Gulf central banks hiked their main interest rates on Wednesday as the US Federal Reserve raised its target policy rate by 50 basis points in the face of inflation at highs not seen in decades.
All Gulf countries have their currencies pegged to the US dollar, except Kuwait, which pegs the Kuwaiti dinar to a basket of currencies that includes the dollar.
The central banks of Saudi Arabia, the United Arab Emirates, Qatar and Bahrain raised their key rates by 50 bps. The Central Bank of Kuwait said it increased its discount rate by 25 basis points (bps) to 2 percent, in a move less hawkish than the Fed’s.

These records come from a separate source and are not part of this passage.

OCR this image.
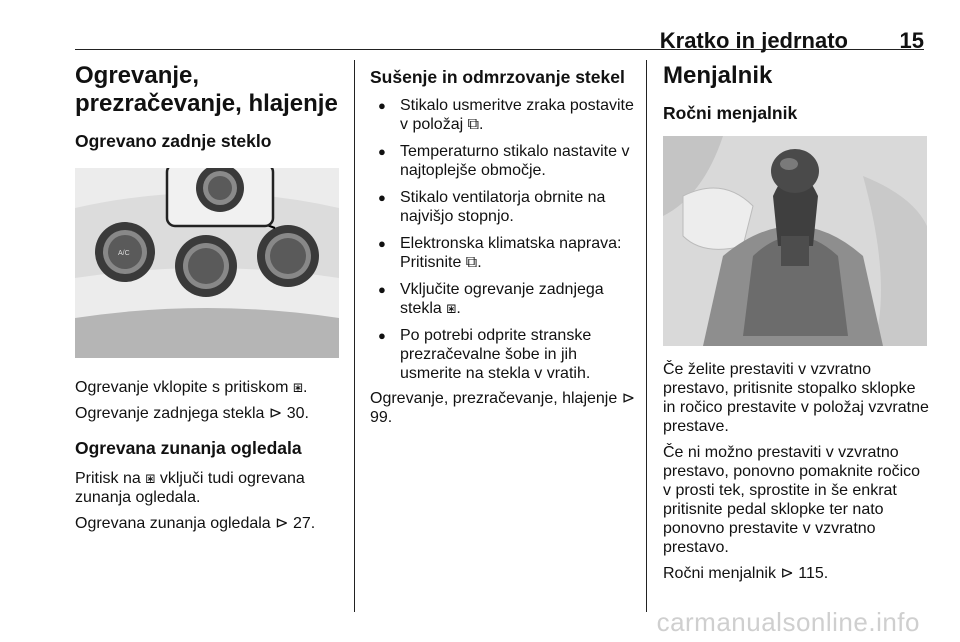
Kratko in jedrnato 15
Ogrevanje, prezračevanje, hlajenje
Ogrevano zadnje steklo
A/C

Ogrevanje vklopite s pritiskom ⧆.

Ogrevanje zadnjega stekla ⊳ 30.

Ogrevana zunanja ogledala

Pritisk na ⧆ vključi tudi ogrevana zunanja ogledala.

Ogrevana zunanja ogledala ⊳ 27.

Sušenje in odmrzovanje stekel
● Stikalo usmeritve zraka postavite v položaj ⧉.
● Temperaturno stikalo nastavite v najtoplejše območje.
● Stikalo ventilatorja obrnite na najvišjo stopnjo.
● Elektronska klimatska naprava: Pritisnite ⧉.
● Vključite ogrevanje zadnjega stekla ⧆.
● Po potrebi odprite stranske prezračevalne šobe in jih usmerite na stekla v vratih.

Ogrevanje, prezračevanje, hlajenje ⊳ 99.

Menjalnik
Ročni menjalnik

Če želite prestaviti v vzvratno prestavo, pritisnite stopalko sklopke in ročico prestavite v položaj vzvratne prestave.

Če ni možno prestaviti v vzvratno prestavo, ponovno pomaknite ročico v prosti tek, sprostite in še enkrat pritisnite pedal sklopke ter nato ponovno prestavite v vzvratno prestavo.

Ročni menjalnik ⊳ 115.

carmanualsonline.info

The Saudi Central Bank (SAMA) raised its repo rate and reverse repo rates by 50 bps each to 1.75 percent and 1.25 percent, respectively.
The CBUAE said its base rate would increase by 50 basis points, which would take it to 2.25 percent, effective from Thursday.

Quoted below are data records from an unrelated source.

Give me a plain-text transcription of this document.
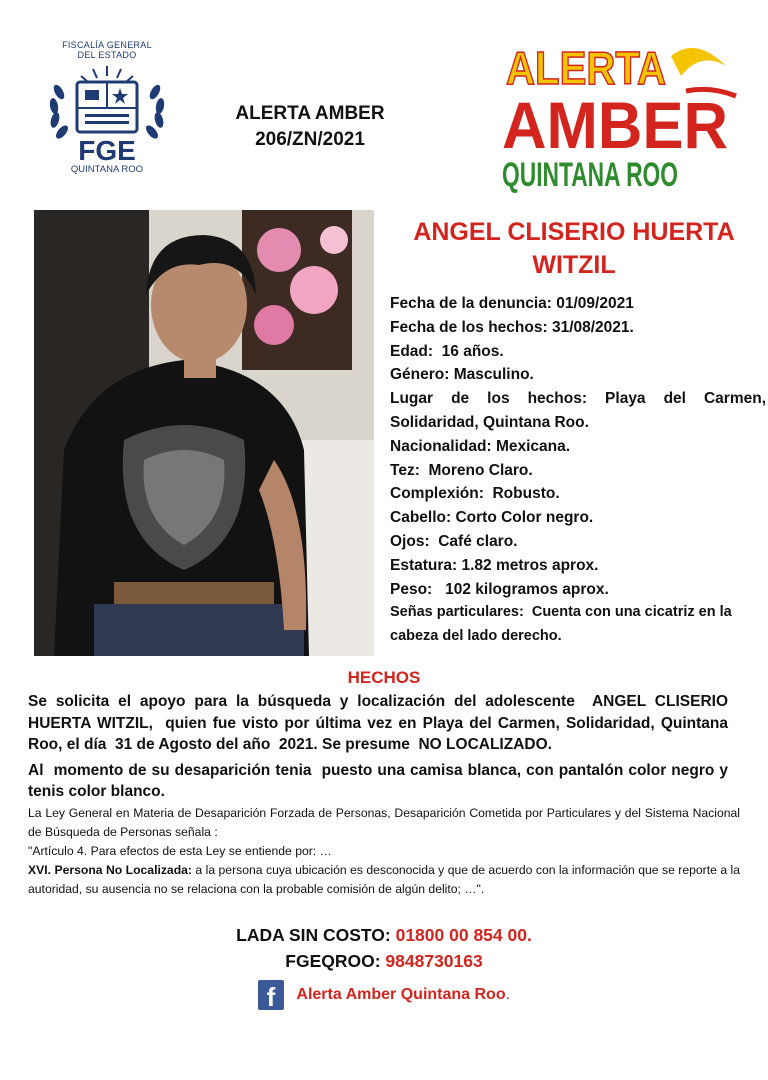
FISCALÍA GENERAL
DEL ESTADO
FGE
QUINTANA ROO
ALERTA AMBER
206/ZN/2021
ALERTA
AMBER
QUINTANA ROO
ANGEL CLISERIO HUERTA
WITZIL
Fecha de la denuncia: 01/09/2021
Fecha de los hechos: 31/08/2021.
Edad:  16 años.
Género: Masculino.
Lugar de los hechos: Playa del Carmen, Solidaridad, Quintana Roo.
Nacionalidad: Mexicana.
Tez:  Moreno Claro.
Complexión:  Robusto.
Cabello: Corto Color negro.
Ojos:  Café claro.
Estatura: 1.82 metros aprox.
Peso:   102 kilogramos aprox.
Señas particulares:  Cuenta con una cicatriz en la cabeza del lado derecho.
HECHOS
Se solicita el apoyo para la búsqueda y localización del adolescente  ANGEL CLISERIO HUERTA WITZIL,  quien fue visto por última vez en Playa del Carmen, Solidaridad, Quintana Roo, el día  31 de Agosto del año  2021. Se presume  NO LOCALIZADO.
Al  momento de su desaparición tenia  puesto una camisa blanca, con pantalón color negro y tenis color blanco.
La Ley General en Materia de Desaparición Forzada de Personas, Desaparición Cometida por Particulares y del Sistema Nacional de Búsqueda de Personas señala :
"Artículo 4. Para efectos de esta Ley se entiende por: …
XVI. Persona No Localizada: a la persona cuya ubicación es desconocida y que de acuerdo con la información que se reporte a la autoridad, su ausencia no se relaciona con la probable comisión de algún delito; …".
LADA SIN COSTO: 01800 00 854 00.
FGEQROO: 9848730163
f Alerta Amber Quintana Roo.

The bank said it would maintain the rate on borrowing short-term liquidity from the CBUAE through all standing credit facilities at 50 bps above the base rate.

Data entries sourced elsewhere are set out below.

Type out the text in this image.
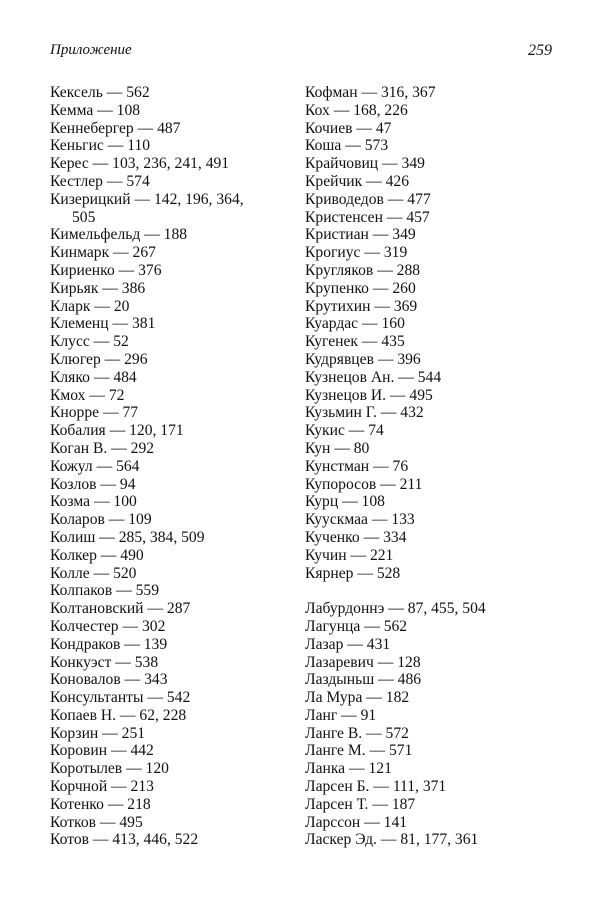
Приложение	259
Кексель — 562
Кемма — 108
Кеннебергер — 487
Кеньгис — 110
Керес — 103, 236, 241, 491
Кестлер — 574
Кизерицкий — 142, 196, 364,
505
Кимельфельд — 188
Кинмарк — 267
Кириенко — 376
Кирьяк — 386
Кларк — 20
Клеменц — 381
Клусс — 52
Клюгер — 296
Кляко — 484
Кмох — 72
Кнорре — 77
Кобалия — 120, 171
Коган В. — 292
Кожул — 564
Козлов — 94
Козма — 100
Коларов — 109
Колиш — 285, 384, 509
Колкер — 490
Колле — 520
Колпаков — 559
Колтановский — 287
Колчестер — 302
Кондраков — 139
Конкуэст — 538
Коновалов — 343
Консультанты — 542
Копаев Н. — 62, 228
Корзин — 251
Коровин — 442
Коротылев — 120
Корчной — 213
Котенко — 218
Котков — 495
Котов — 413, 446, 522
Кофман — 316, 367
Кох — 168, 226
Кочиев — 47
Коша — 573
Крайчовиц — 349
Крейчик — 426
Криводедов — 477
Кристенсен — 457
Кристиан — 349
Крогиус — 319
Кругляков — 288
Крупенко — 260
Крутихин — 369
Куардас — 160
Кугенек — 435
Кудрявцев — 396
Кузнецов Ан. — 544
Кузнецов И. — 495
Кузьмин Г. — 432
Кукис — 74
Кун — 80
Кунстман — 76
Купоросов — 211
Курц — 108
Куускмаа — 133
Кученко — 334
Кучин — 221
Кярнер — 528
Лабурдоннэ — 87, 455, 504
Лагунца — 562
Лазар — 431
Лазаревич — 128
Лаздыньш — 486
Ла Мура — 182
Ланг — 91
Ланге В. — 572
Ланге М. — 571
Ланка — 121
Ларсен Б. — 111, 371
Ларсен Т. — 187
Ларссон — 141
Ласкер Эд. — 81, 177, 361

The Central Bank of Qatar said it would raise, effective on Thursday, its deposit and repo rates by 50 bps to 1.5 percent and 1.75 percent, respectively. Its lending rate will increase by 25 bps to 2.75 percent.
The Central Bank of Bahrain said it raised its key policy rate, on its one-week deposit facility, by 50 bps to 1.75 percent, in lockstep with the Fed’s hike.
The CBB also increased its overnight deposit rate and lending rates by 50 bps to 1.5 percent and 3 percent, respectively, and its four-week deposit rate was increased by 75 bps to 2.5 percent.
The Central Bank of Oman – the other member of the Gulf Cooperation Council – is widely expected to follow with a similar move.